Ирен нарисовала двойную «ХХ»:
– И рядом с тем же местом была обнаружена надпись на стене о евреях. Посмотрите, точка, где нашли Эддоуз, почти напротив Страйд, если двигаться с востока на запад, но очень, очень далеко. Эддоуз была той ночью второй жертвой Потрошителя, перед тем как он, по-видимому, перешел к начертанию двусмысленных каракулей о евреях. – Она нахмурилась над группой крестиков: – Четыре отметки уже есть, и если их соединить, получится прямоугольник, хоть и несколько искаженный. Мне кажется, здесь есть какой-то смысл. Однако геометрия вряд ли является областью интересов Джека-потрошителя. – Примадонна разочарованно покачала головой. – Ладно, давай номер пять.
Квентин посмотрел на карту, потом на телеграмму и снова на карту:
– Дорсет-стрит. Мэри Джейн Келли. Почти прямо на северо-восток от места убийства Эддоуз, хотя между ними лежит сетка запутанных улиц. Это Мэри Джейн порезали на куски?
Ирен кивнула:
– В ее собственной комнате. У Потрошителя была куча времени, и он разобрал жертву на части, как поросенка на рынке.

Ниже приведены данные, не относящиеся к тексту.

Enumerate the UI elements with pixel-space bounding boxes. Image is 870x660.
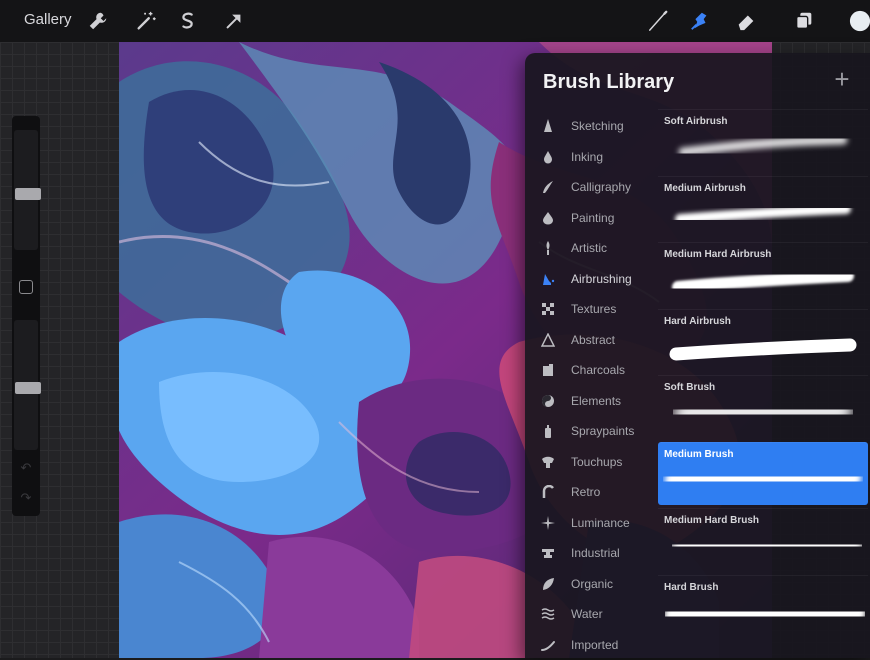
category-water[interactable]: Water [525,599,658,629]
pencil-tip-icon [539,117,557,135]
category-spraypaints[interactable]: Spraypaints [525,416,658,446]
color-swatch[interactable] [848,9,870,33]
category-touchups[interactable]: Touchups [525,447,658,477]
selection-icon[interactable] [176,9,200,33]
paint-drop-icon [539,209,557,227]
gallery-button[interactable]: Gallery [24,11,72,28]
brush-item-soft-brush[interactable]: Soft Brush [658,375,868,438]
charcoal-icon [539,361,557,379]
texture-icon [539,300,557,318]
smudge-icon[interactable] [688,9,712,33]
category-airbrushing[interactable]: Airbrushing [525,264,658,294]
undo-icon[interactable]: ↶ [18,460,34,476]
waves-icon [539,605,557,623]
brush-item-medium-hard-brush[interactable]: Medium Hard Brush [658,508,868,571]
category-abstract[interactable]: Abstract [525,325,658,355]
yin-yang-icon [539,392,557,410]
top-toolbar: Gallery [0,0,870,42]
layers-icon[interactable] [792,9,816,33]
modify-button[interactable] [19,280,33,294]
touchup-icon [539,453,557,471]
redo-icon[interactable]: ↷ [18,490,34,506]
category-luminance[interactable]: Luminance [525,508,658,538]
category-inking[interactable]: Inking [525,142,658,172]
opacity-handle[interactable] [15,382,41,394]
add-brush-button[interactable]: + [829,66,855,92]
category-elements[interactable]: Elements [525,386,658,416]
category-organic[interactable]: Organic [525,569,658,599]
category-industrial[interactable]: Industrial [525,538,658,568]
panel-title: Brush Library [543,71,675,93]
artistic-brush-icon [539,239,557,257]
wrench-icon[interactable] [86,9,110,33]
anvil-icon [539,544,557,562]
spray-can-icon [539,422,557,440]
brush-size-slider[interactable] [14,130,41,250]
brush-icon[interactable] [646,9,670,33]
category-artistic[interactable]: Artistic [525,233,658,263]
category-imported[interactable]: Imported [525,630,658,660]
leaf-icon [539,575,557,593]
category-calligraphy[interactable]: Calligraphy [525,172,658,202]
eraser-icon[interactable] [734,9,758,33]
category-charcoals[interactable]: Charcoals [525,355,658,385]
ink-drop-icon [539,148,557,166]
sparkle-icon [539,514,557,532]
brush-item-hard-airbrush[interactable]: Hard Airbrush [658,308,868,372]
brush-item-medium-hard-airbrush[interactable]: Medium Hard Airbrush [658,242,868,305]
category-retro[interactable]: Retro [525,477,658,507]
calligraphy-icon [539,178,557,196]
brush-item-soft-airbrush[interactable]: Soft Airbrush [658,109,868,172]
triangle-icon [539,331,557,349]
airbrush-icon [539,270,557,288]
retro-icon [539,483,557,501]
brush-item-medium-brush[interactable]: Medium Brush [658,441,868,505]
brush-item-hard-brush[interactable]: Hard Brush [658,574,868,638]
left-sidebar: ↶ ↷ [12,116,41,516]
transform-icon[interactable] [222,9,246,33]
opacity-slider[interactable] [14,320,41,450]
category-painting[interactable]: Painting [525,203,658,233]
category-textures[interactable]: Textures [525,294,658,324]
brush-item-medium-airbrush[interactable]: Medium Airbrush [658,175,868,239]
brush-size-handle[interactable] [15,188,41,200]
brush-library-panel: Brush Library + Sketching Inking Calligr… [525,53,870,658]
imported-icon [539,636,557,654]
magic-wand-icon[interactable] [134,9,158,33]
category-sketching[interactable]: Sketching [525,111,658,141]
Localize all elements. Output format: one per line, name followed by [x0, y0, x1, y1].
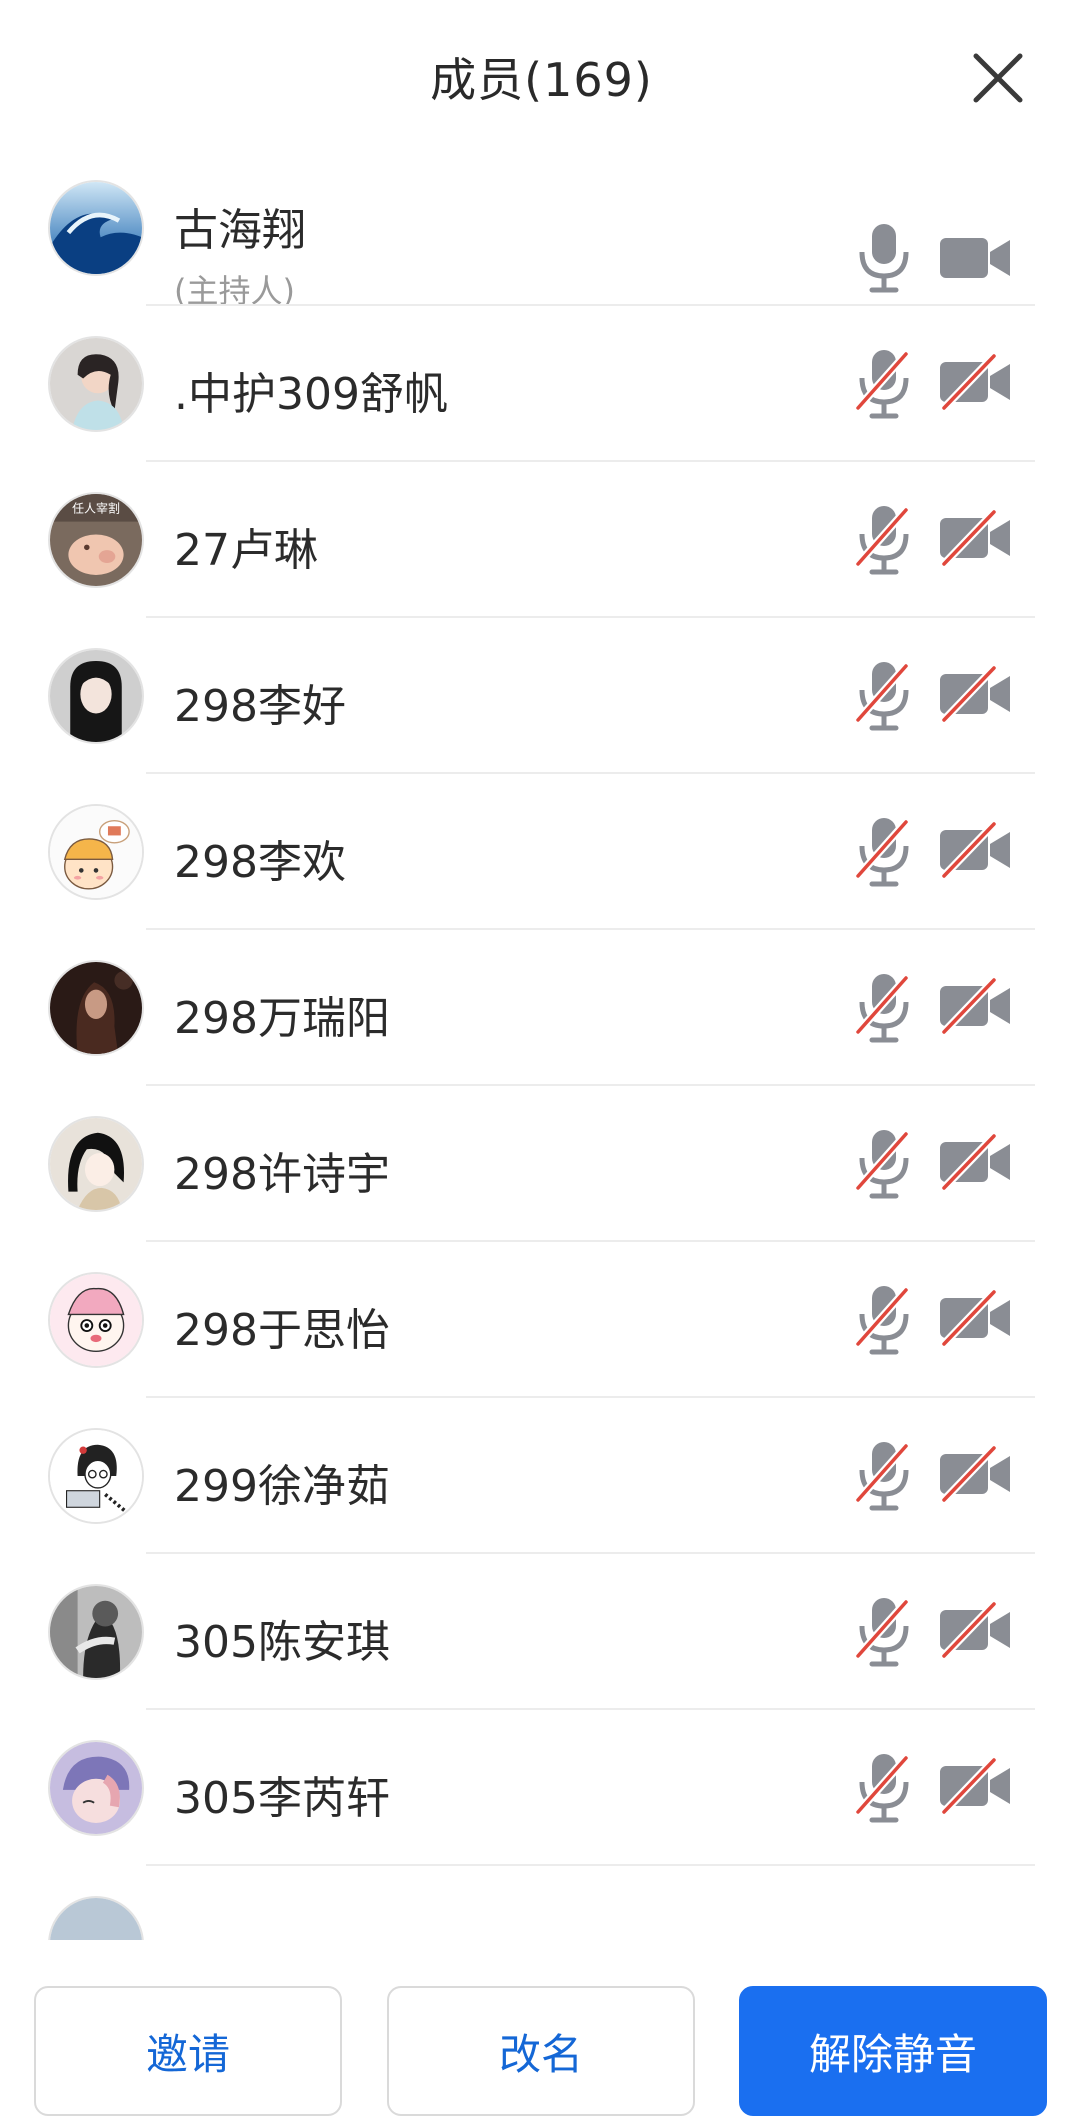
member-row[interactable]: 305李芮轩: [0, 1710, 1083, 1866]
member-row[interactable]: 298许诗宇: [0, 1086, 1083, 1242]
microphone-muted-icon[interactable]: [854, 658, 914, 732]
member-row-partial[interactable]: [0, 1866, 1083, 1940]
microphone-muted-icon[interactable]: [854, 1282, 914, 1356]
microphone-icon[interactable]: [854, 220, 914, 294]
member-row[interactable]: 299徐净茹: [0, 1398, 1083, 1554]
avatar: [48, 336, 144, 432]
member-name: 298许诗宇: [174, 1149, 390, 1200]
member-row[interactable]: 298李好: [0, 618, 1083, 774]
member-name: 298李欢: [174, 837, 346, 888]
camera-off-icon[interactable]: [938, 664, 1014, 724]
camera-off-icon[interactable]: [938, 1756, 1014, 1816]
avatar: 任人宰割: [48, 492, 144, 588]
member-name: 古海翔: [174, 205, 306, 256]
page-title: 成员(169): [430, 53, 653, 107]
avatar: [48, 648, 144, 744]
avatar: [48, 180, 144, 276]
microphone-muted-icon[interactable]: [854, 1594, 914, 1668]
member-name: .中护309舒帆: [174, 369, 448, 420]
avatar: [48, 1740, 144, 1836]
camera-off-icon[interactable]: [938, 352, 1014, 412]
camera-off-icon[interactable]: [938, 508, 1014, 568]
member-name: 305李芮轩: [174, 1773, 390, 1824]
microphone-muted-icon[interactable]: [854, 814, 914, 888]
microphone-muted-icon[interactable]: [854, 502, 914, 576]
microphone-muted-icon[interactable]: [854, 970, 914, 1044]
microphone-muted-icon[interactable]: [854, 346, 914, 420]
member-list[interactable]: 古海翔 (主持人) .中护309舒帆 任人宰割 27卢琳 298李好 298李欢…: [0, 150, 1083, 1940]
member-name: 27卢琳: [174, 525, 318, 576]
avatar-caption: 任人宰割: [72, 500, 120, 515]
member-row[interactable]: 任人宰割 27卢琳: [0, 462, 1083, 618]
invite-button[interactable]: 邀请: [34, 1986, 342, 2116]
member-name: 298于思怡: [174, 1305, 390, 1356]
member-row[interactable]: 298李欢: [0, 774, 1083, 930]
camera-off-icon[interactable]: [938, 1132, 1014, 1192]
member-row[interactable]: 305陈安琪: [0, 1554, 1083, 1710]
camera-off-icon[interactable]: [938, 976, 1014, 1036]
avatar: [48, 1272, 144, 1368]
unmute-button[interactable]: 解除静音: [739, 1986, 1047, 2116]
member-row[interactable]: 古海翔 (主持人): [0, 150, 1083, 310]
camera-off-icon[interactable]: [938, 820, 1014, 880]
camera-off-icon[interactable]: [938, 1288, 1014, 1348]
microphone-muted-icon[interactable]: [854, 1438, 914, 1512]
avatar: [48, 1116, 144, 1212]
action-bar: 邀请 改名 解除静音: [0, 1940, 1083, 2116]
microphone-muted-icon[interactable]: [854, 1126, 914, 1200]
avatar: [48, 804, 144, 900]
rename-button[interactable]: 改名: [387, 1986, 695, 2116]
member-row[interactable]: 298万瑞阳: [0, 930, 1083, 1086]
member-name: 305陈安琪: [174, 1617, 390, 1668]
avatar: [48, 960, 144, 1056]
camera-off-icon[interactable]: [938, 1600, 1014, 1660]
camera-off-icon[interactable]: [938, 1444, 1014, 1504]
avatar: [48, 1428, 144, 1524]
members-header: 成员(169): [0, 0, 1083, 150]
member-name: 299徐净茹: [174, 1461, 390, 1512]
member-name: 298万瑞阳: [174, 993, 390, 1044]
close-icon[interactable]: [966, 46, 1030, 110]
avatar: [48, 1584, 144, 1680]
member-name: 298李好: [174, 681, 346, 732]
member-row[interactable]: 298于思怡: [0, 1242, 1083, 1398]
microphone-muted-icon[interactable]: [854, 1750, 914, 1824]
camera-icon[interactable]: [938, 228, 1014, 288]
member-row[interactable]: .中护309舒帆: [0, 306, 1083, 462]
avatar: [48, 1896, 144, 1940]
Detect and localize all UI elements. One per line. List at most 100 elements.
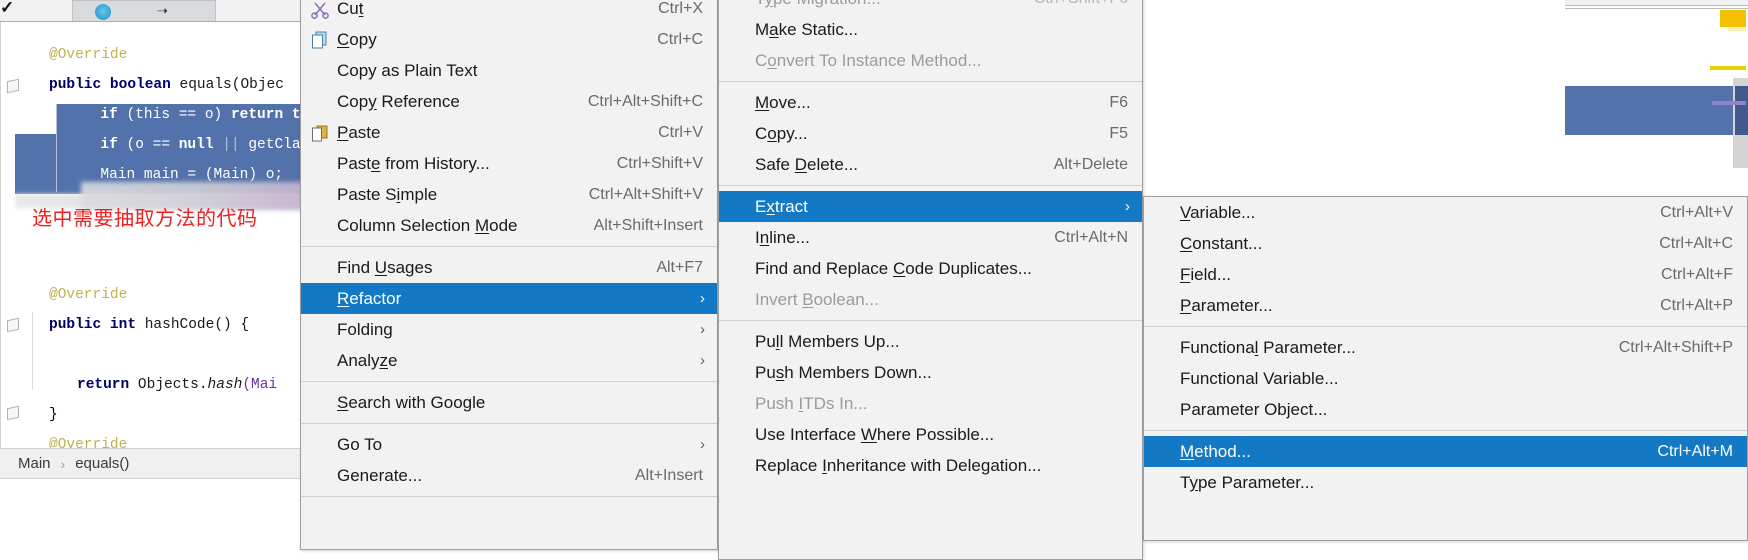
menu-item-shortcut: Ctrl+Alt+Shift+V [589, 186, 717, 204]
breadcrumb-class[interactable]: Main [18, 455, 51, 472]
editor-tab-strip: ✓ ➝ [0, 0, 301, 22]
menu-item-analyze[interactable]: Analyze› [301, 345, 717, 376]
scissors-icon [301, 0, 337, 24]
menu-item-label: Search with Google [337, 393, 717, 413]
menu-item-icon-slot [719, 14, 755, 45]
warning-indicator-icon[interactable] [1720, 10, 1746, 27]
menu-separator [719, 81, 1142, 82]
editor-text-area[interactable]: @Override public boolean equals(Objec if… [0, 22, 301, 497]
menu-item-label: Parameter... [1180, 296, 1660, 316]
menu-item-parameter[interactable]: Parameter...Ctrl+Alt+P [1144, 290, 1747, 321]
menu-item-invert-boolean: Invert Boolean... [719, 284, 1142, 315]
menu-item-icon-slot [719, 284, 755, 315]
occurrence-marker-stripe [1712, 101, 1746, 105]
editor-blank-area [1565, 135, 1733, 190]
menu-item-shortcut: F6 [1109, 94, 1142, 112]
menu-item-go-to[interactable]: Go To› [301, 429, 717, 460]
menu-item-column-selection-mode[interactable]: Column Selection ModeAlt+Shift+Insert [301, 210, 717, 241]
menu-item-label: Copy [337, 30, 657, 50]
menu-item-copy[interactable]: Copy...F5 [719, 118, 1142, 149]
menu-item-icon-slot [301, 387, 337, 418]
menu-item-shortcut: Ctrl+Alt+N [1054, 229, 1142, 247]
menu-item-push-members-down[interactable]: Push Members Down... [719, 357, 1142, 388]
menu-item-field[interactable]: Field...Ctrl+Alt+F [1144, 259, 1747, 290]
code-line-selected: if (o == null || getCla [83, 130, 301, 160]
menu-item-constant[interactable]: Constant...Ctrl+Alt+C [1144, 228, 1747, 259]
menu-item-method[interactable]: Method...Ctrl+Alt+M [1144, 436, 1747, 467]
menu-item-label: Make Static... [755, 20, 1142, 40]
menu-item-icon-slot [301, 179, 337, 210]
menu-item-shortcut: Ctrl+Shift+V [617, 155, 717, 173]
menu-item-find-and-replace-code-duplicates[interactable]: Find and Replace Code Duplicates... [719, 253, 1142, 284]
menu-item-icon-slot [1144, 467, 1180, 498]
menu-item-shortcut: F5 [1109, 125, 1142, 143]
fold-marker-icon[interactable] [7, 80, 20, 93]
menu-item-shortcut: Ctrl+Alt+Shift+C [588, 93, 717, 111]
chevron-right-icon: › [700, 291, 717, 306]
chevron-right-icon: › [1125, 199, 1142, 214]
menu-item-paste[interactable]: PasteCtrl+V [301, 117, 717, 148]
annotation-text: 选中需要抽取方法的代码 [32, 206, 258, 230]
menu-item-shortcut: Ctrl+Alt+Shift+P [1619, 339, 1747, 357]
menu-item-search-with-google[interactable]: Search with Google [301, 387, 717, 418]
menu-item-type-parameter[interactable]: Type Parameter... [1144, 467, 1747, 498]
menu-item-icon-slot [301, 429, 337, 460]
menu-item-label: Push Members Down... [755, 363, 1142, 383]
menu-item-label: Field... [1180, 265, 1661, 285]
menu-item-paste-simple[interactable]: Paste SimpleCtrl+Alt+Shift+V [301, 179, 717, 210]
menu-item-label: Copy as Plain Text [337, 61, 717, 81]
menu-item-label: Constant... [1180, 234, 1659, 254]
menu-item-cut[interactable]: CutCtrl+X [301, 0, 717, 24]
editor-right-strip [1565, 0, 1748, 190]
menu-item-functional-parameter[interactable]: Functional Parameter...Ctrl+Alt+Shift+P [1144, 332, 1747, 363]
editor-gutter[interactable] [1, 22, 23, 497]
menu-item-shortcut: Alt+Delete [1054, 156, 1142, 174]
menu-item-use-interface-where-possible[interactable]: Use Interface Where Possible... [719, 419, 1142, 450]
menu-item-label: Functional Variable... [1180, 369, 1747, 389]
menu-item-replace-inheritance-with-delegation[interactable]: Replace Inheritance with Delegation... [719, 450, 1142, 481]
extract-submenu[interactable]: Variable...Ctrl+Alt+VConstant...Ctrl+Alt… [1143, 196, 1748, 541]
menu-item-variable[interactable]: Variable...Ctrl+Alt+V [1144, 197, 1747, 228]
menu-item-label: Parameter Object... [1180, 400, 1747, 420]
menu-item-icon-slot [1144, 363, 1180, 394]
menu-item-copy[interactable]: CopyCtrl+C [301, 24, 717, 55]
menu-item-icon-slot [719, 357, 755, 388]
menu-item-icon-slot [1144, 394, 1180, 425]
code-line: @Override [49, 40, 127, 70]
menu-item-functional-variable[interactable]: Functional Variable... [1144, 363, 1747, 394]
breadcrumb-method[interactable]: equals() [75, 455, 129, 472]
menu-item-generate[interactable]: Generate...Alt+Insert [301, 460, 717, 491]
menu-item-icon-slot [719, 118, 755, 149]
menu-item-shortcut: Ctrl+Shift+F6 [1034, 0, 1142, 8]
menu-item-inline[interactable]: Inline...Ctrl+Alt+N [719, 222, 1142, 253]
editor-tab[interactable]: ➝ [72, 0, 216, 21]
menu-item-icon-slot [719, 253, 755, 284]
menu-item-paste-from-history[interactable]: Paste from History...Ctrl+Shift+V [301, 148, 717, 179]
menu-item-parameter-object[interactable]: Parameter Object... [1144, 394, 1747, 425]
java-file-icon [95, 4, 111, 20]
menu-item-icon-slot [301, 210, 337, 241]
menu-item-label: Use Interface Where Possible... [755, 425, 1142, 445]
breadcrumb[interactable]: Main › equals() [0, 448, 301, 478]
menu-item-move[interactable]: Move...F6 [719, 87, 1142, 118]
refactor-submenu[interactable]: Type Migration...Ctrl+Shift+F6Make Stati… [718, 0, 1143, 560]
menu-item-icon-slot [1144, 290, 1180, 321]
menu-item-pull-members-up[interactable]: Pull Members Up... [719, 326, 1142, 357]
menu-item-label: Safe Delete... [755, 155, 1054, 175]
editor-context-menu[interactable]: CutCtrl+XCopyCtrl+C Copy as Plain Text Cop… [300, 0, 718, 550]
fold-marker-icon[interactable] [7, 407, 20, 420]
menu-item-safe-delete[interactable]: Safe Delete...Alt+Delete [719, 149, 1142, 180]
menu-item-copy-reference[interactable]: Copy ReferenceCtrl+Alt+Shift+C [301, 86, 717, 117]
fold-marker-icon[interactable] [7, 319, 20, 332]
menu-item-folding[interactable]: Folding› [301, 314, 717, 345]
menu-item-icon-slot [301, 345, 337, 376]
menu-item-copy-as-plain-text[interactable]: Copy as Plain Text [301, 55, 717, 86]
menu-item-make-static[interactable]: Make Static... [719, 14, 1142, 45]
menu-item-extract[interactable]: Extract› [719, 191, 1142, 222]
menu-item-label: Replace Inheritance with Delegation... [755, 456, 1142, 476]
menu-item-find-usages[interactable]: Find UsagesAlt+F7 [301, 252, 717, 283]
menu-item-refactor[interactable]: Refactor› [301, 283, 717, 314]
menu-separator [301, 381, 717, 382]
menu-item-label: Folding [337, 320, 700, 340]
menu-item-icon-slot [719, 45, 755, 76]
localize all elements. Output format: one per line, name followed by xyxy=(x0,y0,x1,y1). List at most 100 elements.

– Теперь у нас пять точек на карте, – сказала я, – и они до сих пор не имеют смысла.
– Точки на карте никогда не имеют смысла, пока они не связаны между собой, – задумчиво произнесла примадонна. – Квентин? Тебе прежде уже случалось ломать голову над картами.
Он кивнул и одновременно пожал плечами.
– Четыре из ключевых отметок группируются, я бы сказал, слева от центра, три из них обозначают места преступлений. Это Энни Чэпмен, вторая по счету… Мэри Джейн Келли, пятая… Кэтрин Эддоуз, четвертая… наконец, граффити на Гоулстон-стрит. Эддоуз дальше всего к востоку от оставшихся четырех. Но посмотрите, как заехало на запад первое место преступления, Николз. Стоит особняком, как и место убийства Страйд, тем не менее на Страйд и Эддоуз напали в одну и ту же ночь.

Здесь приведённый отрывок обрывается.